Question: For a black body at temperature 727°C, its radiating power is 20 watt and the temperature of the sur...

Question

For a black body at temperature 727°C, its radiating power is 20 watt and the temperature of the surrounding is 227°C. If the temperature of the black body is changed to 1227°C, then its rate of energy loss will be?

Answer 1

Solution

As we all know that a black body absorbs all the radiation falling on it and hence it is called the perfect absorber. We also know that a perfect absorber is also a perfect emitter. For a perfectly black body, the absorptivity is equal to the emissivity.

Complete step by step solution:
Given: The initial temperature of the black body ${T_1} = 727^\circ C$ .
The final temperature of the black body ${T_2} = 1227^\circ C$ .
The temperature of the surrounding ${T_0} = 227^\circ C$ .
The radiating power for body at $727^\circ C$ is ${P_1} = 20\,W$
We have studied Stefan’s Boltzmann law and according to that, the radiating power of a black body is defined as:

$P = \sigma A({T^4} - T_0^4)$ …… (I)

Here, P is the radiating power, $\sigma$ is the Stefan's-Boltzmann constant, $T$ is the temperature of the black body and ${T_0}$ is the temperature of the surrounding and A is the surface area.
For initial condition 1, the temperature in kelvin is,

$\Rightarrow \,{T_1} = \left( {727 + 273} \right)K$ ,

$\Rightarrow {T_1} = 1000\,K$

For final condition 2, the temperature in kelvin is,

$\Rightarrow {T_2} = (1227 + 273)K$
$\therefore {T_2} = 1500K$ ,

We can find the temperature of the surrounding in Kelvin as,
$\Rightarrow {T_0} = \left( {227 + 273} \right)K$
$\therefore {T_0} = 500K$

Therefore, equation (I) can be written for condition 1 as,
$\Rightarrow {P_1} = \sigma A(T_1^4 - T_0^4)$ …… (II)

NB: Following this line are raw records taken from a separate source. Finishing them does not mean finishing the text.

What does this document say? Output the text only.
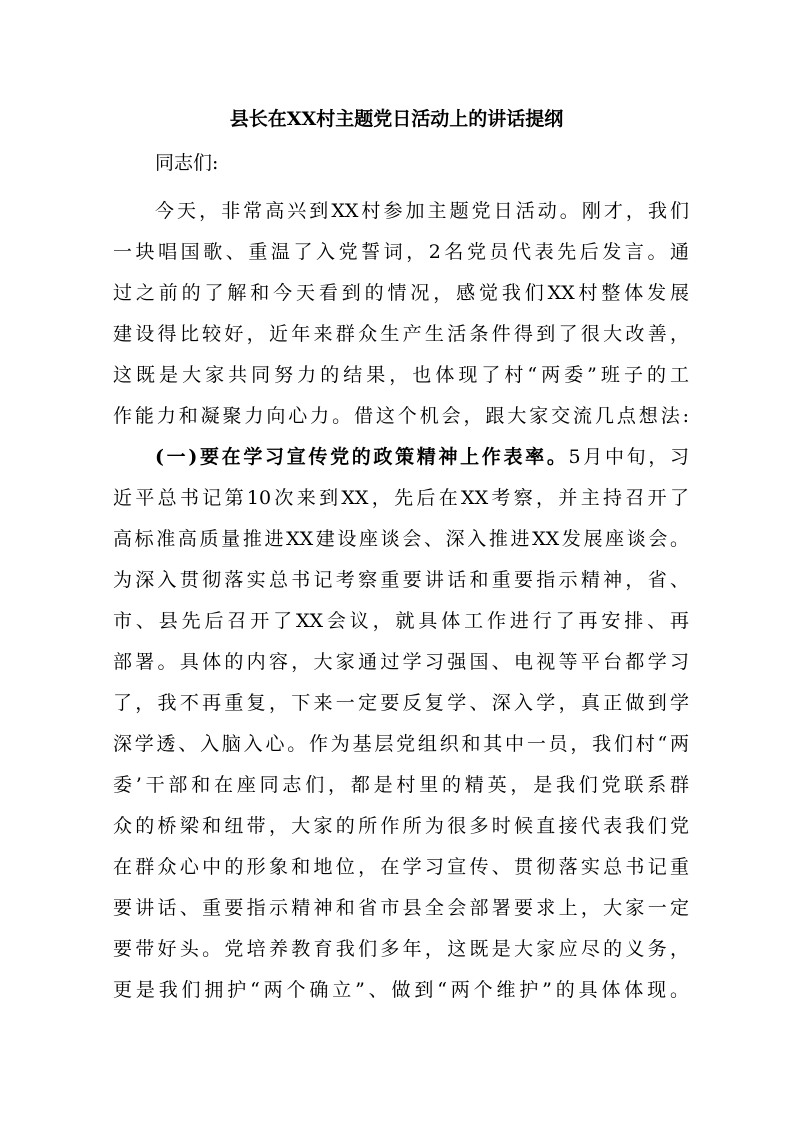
县长在XX村主题党日活动上的讲话提纲

同志们:

今天，非常高兴到XX村参加主题党日活动。刚才，我们

一块唱国歌、重温了入党誓词，2名党员代表先后发言。通

过之前的了解和今天看到的情况，感觉我们XX村整体发展

建设得比较好，近年来群众生产生活条件得到了很大改善，

这既是大家共同努力的结果，也体现了村“两委”班子的工

作能力和凝聚力向心力。借这个机会，跟大家交流几点想法:

(一)要在学习宣传党的政策精神上作表率。5月中旬，习

近平总书记第10次来到XX，先后在XX考察，并主持召开了

高标准高质量推进XX建设座谈会、深入推进XX发展座谈会。

为深入贯彻落实总书记考察重要讲话和重要指示精神，省、

市、县先后召开了XX会议，就具体工作进行了再安排、再

部署。具体的内容，大家通过学习强国、电视等平台都学习

了，我不再重复，下来一定要反复学、深入学，真正做到学

深学透、入脑入心。作为基层党组织和其中一员，我们村“两

委’干部和在座同志们，都是村里的精英，是我们党联系群

众的桥梁和纽带，大家的所作所为很多时候直接代表我们党

在群众心中的形象和地位，在学习宣传、贯彻落实总书记重

要讲话、重要指示精神和省市县全会部署要求上，大家一定

要带好头。党培养教育我们多年，这既是大家应尽的义务，

更是我们拥护“两个确立”、做到“两个维护”的具体体现。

Therefore, equation (I) can be written for condition 2 as,
$\Rightarrow {P_2} = \sigma A(T_2^4 - T_0^4)$ …… (III)

Therefore, we will now divide equation(II) by equation (III), the result will become as,
$\Rightarrow \dfrac{{{P_1}}}{{{P_2}}} = \left( {\dfrac{{T_1^4 - T_0^4}}{{T_2^4 - T_0^4}}} \right)$ …… (IV)

We will now substitute ${T_2} = 1500K$ , ${T_1} = 1000\,K$ , ${P_1} = 20\,W$ , ${T_0} = 227^\circ C$ and the result would simplify as,
$\Rightarrow \dfrac{{20W}}{{{P_2}}} = \left( {\dfrac{{{{1000}^4} - {{500}^4}}}{{{{1500}^4} - {{500}^4}}}} \right)$
$\Rightarrow \dfrac{{20W}}{{{P_2}}} = \dfrac{{{{500}^4}}}{{{{500}^4}}}\left( {\dfrac{{{2^4} - {1^4}}}{{{3^4} - {1^4}}}} \right)$
$\Rightarrow \dfrac{{20W}}{{{P_2}}} = \left( {\dfrac{{16 - 1}}{{81 - 1}}} \right)$
$\Rightarrow \dfrac{{20W}}{{{P_2}}} = \left( {\dfrac{{15}}{{80}}} \right)$
$\Rightarrow {P_2} = \left( {\dfrac{{80 \times 20W}}{{15}}} \right)$

$\therefore {P_2} = 106.67W$

$\therefore$ The rate of energy loss when the temperature of the black body is changed to $1227^\circ C$ is $106.67W$ .

Note:
We can notice that the perfect example of a practical black body is a box painted black from inside and having a small hole in it. Practically talking, no radiation could reflect from the black surface after striking into it. All the radiation would be absorbed eventually.